Well, it's inarguable that they went from longer production schedules on the first Mass Effect and Dragon Age (and all the games before it) to 1-2 year production schedules for the ME and DA sequels, which lines up with when EA took control, and that EA is a company that seems to have an edict of releasing games yearly or every other year to maximum profit potential at the expense of quality, since they saw it working so well for Activision. Likewise, they also started cutting out significant story content and characters and selling them for DLC around that time, as well as Pre-Order bonuses, cross-promotional items, and mid-game missions after EA purchased them (before Dragon Age's release). Not to mention the "dudebro" marketing angles and their efforts to do CoD numbers around that time. Remember Dragon Age's "This is the new shit?"
The release time on any new game is always going to be longer than that of any sequel because a large portion of the development time is dedicated to figuring out exactly what it is that you're intending to make, figuring out the technology as well as the important task of world building your games universe. ME2 is by far the strongest game in the series and that was carried out on EAs watch. I'm all for apportioning blame here, but saying 'it's all EAs fault' when it comes to the games narrative flaws is hokum I'm afraid.
Oh, I don't think it's all EAs fault, at all. I'm just pointing out that I think EA is applying pressure to Bioware that they can't live up to. The writers and designers are at fault, but I don't think EA is helping matters. That's all. Although, I did just make a thread about how ME4 is on a 2 year production schedule (despite likely being on next-gen consoles) so THAT might be an issue, since they ALSO have to deal with new hardware.
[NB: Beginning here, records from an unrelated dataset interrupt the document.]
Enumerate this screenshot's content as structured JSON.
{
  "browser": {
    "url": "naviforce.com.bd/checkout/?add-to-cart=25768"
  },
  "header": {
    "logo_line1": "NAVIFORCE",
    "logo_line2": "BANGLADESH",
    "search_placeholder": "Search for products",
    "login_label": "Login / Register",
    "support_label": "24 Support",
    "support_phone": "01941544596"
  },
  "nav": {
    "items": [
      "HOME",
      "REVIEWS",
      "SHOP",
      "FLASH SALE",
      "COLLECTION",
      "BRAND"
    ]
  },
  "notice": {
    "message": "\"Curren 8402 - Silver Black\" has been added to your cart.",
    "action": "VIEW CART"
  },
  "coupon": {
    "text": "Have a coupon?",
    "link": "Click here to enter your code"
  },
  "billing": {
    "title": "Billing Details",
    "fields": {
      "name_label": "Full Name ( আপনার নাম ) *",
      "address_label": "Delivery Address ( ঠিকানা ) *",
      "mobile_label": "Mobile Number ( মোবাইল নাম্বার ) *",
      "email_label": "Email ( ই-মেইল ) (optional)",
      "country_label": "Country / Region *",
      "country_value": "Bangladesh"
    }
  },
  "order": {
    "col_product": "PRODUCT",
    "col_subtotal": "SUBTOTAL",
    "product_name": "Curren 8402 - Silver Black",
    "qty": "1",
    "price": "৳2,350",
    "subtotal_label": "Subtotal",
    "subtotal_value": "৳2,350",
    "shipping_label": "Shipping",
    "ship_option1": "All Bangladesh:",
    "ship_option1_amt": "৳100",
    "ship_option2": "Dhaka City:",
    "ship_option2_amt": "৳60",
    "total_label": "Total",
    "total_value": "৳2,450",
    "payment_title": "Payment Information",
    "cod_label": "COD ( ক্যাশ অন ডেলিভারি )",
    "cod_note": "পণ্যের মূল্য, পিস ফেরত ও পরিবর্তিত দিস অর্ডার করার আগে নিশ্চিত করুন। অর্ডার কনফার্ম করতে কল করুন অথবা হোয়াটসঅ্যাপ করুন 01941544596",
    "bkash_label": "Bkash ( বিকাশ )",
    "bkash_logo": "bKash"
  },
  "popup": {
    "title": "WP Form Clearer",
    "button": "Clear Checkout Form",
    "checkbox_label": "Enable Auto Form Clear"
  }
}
The "self entitled whiners" were the people who felt they had the right to demand Bioware do something about the ending, some people even going so far as to file lawsuits. There's nothing "entitled" about disliking and critisizing the product (exactly what Giant Bomb did on the podcast), entitled is demanding some sort of retribution for your displeasure. Giant Bomb's position doesn't seem to have shifted at all, they just finally had the leeway to talk specifics about it where they couldn't before. This seems really stupid.
This is blatantly false. The GB'ers never used words like "insulting", "unacceptable", "abysmal" in their original discussion. They werent' the worst about it, but the narrative that formed around people having issues with the ending painted a wrong picture.
Because after seeing what was left out that could have and should have been part of the game makes it more clear? You're really reaching dude. The things that have been added to the game add necessary context to the ending that fixes some (but not all) of the problems. They always acknowledged there were problems. Now that they see there were SOLUTIONS to those problems that were being withheld, yes, it's insulting and unacceptable.
The ending was shit. They called it shit at the time. It became insulting when they tried to sell the parts of the game that improved it, or offer it at a later date. At this point, it's clear that the DLC should have been included in the main game and the game's release likely delayed. At the time, it looked like they just made a shitty game full of plot holes. With hindsight and context, the situation looks even worse.
Whatever dude. That's just accepting all the premises, but refusing to accept the conclusion. When you accept that the amended ending and dlc make the experience acceptable, you are saying that the original ending was unacceptable. And no, they didn't call the ending shit at the time in so many words. I don't have a big issue with the cast about this, they were better about it than most, but it would have been more honest to recognise that they've changed their stance somewhat.
There is no such thing as an "unacceptable" ending. You didn't like the ending. That's all. Get over it. Intentionally leaving necessary plot points and story context out to sell to someone afterwards is unacceptable. Having a vague or shitty ending is not. That's what you don't seem to get. At the time of release, we had no way of knowing whether that ending was intentional, or a marketing ploy. It seems it was both.
Fans do not get to demand things from their content creators. They do NOT have that right. Caving in to it even once kills the likelihood of anything artistic or meaningful being said because you're lowering things to the common denominator.
How many legendary film endings have been implied or vague or cryptic or incomplete? Blade Runner. Lost in Translation. In Bruges. Citizen Kane.
Maybe we should change every ending we don't like. I wanted Humphrey Bogart to get the girl in Casablanca. I hated that Clark Gable said he didn't give a damn in Gone With the Wind.
Of course, games aren't even close to this yet, but if "changing endings" because of fan outcry becomes a trend, we NEVER WILL.
Basically, I feel that there is a difference between deliberate artistic choices and incomplete. I think most people (even the whiners) assumed they made deliberate (albeit bad) choices for that ending. When it was revealed to be factually and intentionally incomplete for marketing reasons, that's when it became insulting, in my opinion. Sounds like that's how the GB crew feels, too.